In the review, Robert L. Rosenfield, MD, from the University of Chicago Pritzker School of Medicine, summarized recommendations for diagnosing PCOS in adolescents, and discussed their basis and implications.
Dr Rosenfield noted that abnormal uterine bleeding can be indicative of anovulation. At least a 50% risk for persistence is predicted by continued menstrual abnormality in a hyperandrogenic adolescent for 1 year.
Persistent elevation of serum testosterone above adult norms is the best indicator for hyperandrogenism.

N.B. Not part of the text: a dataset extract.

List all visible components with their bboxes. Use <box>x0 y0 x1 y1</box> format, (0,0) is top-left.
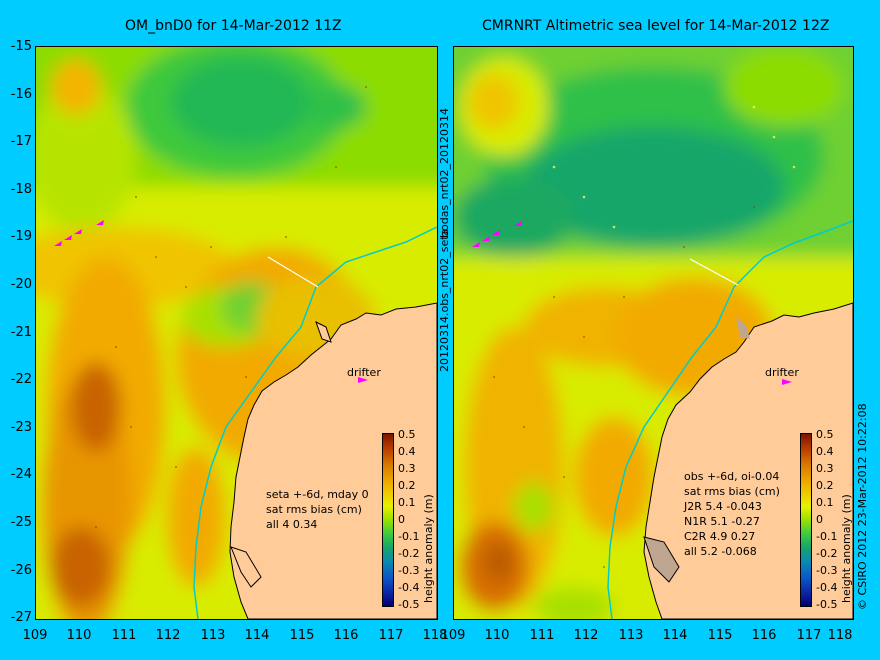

Moderate-severe hirsutism provides clinical evidence of hyperandrogenism. An indication to test for hyperandrogenemia is the presence of moderate-severe inflammatory acne vulgaris which is unresponsive to topical treatment.
PCOS treatment is symptom-directed, with the preferred first-line medical treatment being cyclic estrogen-progestin oral contraceptives. Persistence of hyperandrogenic anovulation for 2 or more years ensures the distinction of PCOS from physiologic anovulation, but early work-up is encouraged to make a provisional diagnosis, ensuring optimal management.
“Consensus has recently been reached by international pediatric subspecialty societies that otherwise unexplained persistent hyperandrogenic anovulation using age- and stage-appropriate standards are appropriate diagnostic criteria for PCOS in adolescents,” Dr Rosenfield wrote.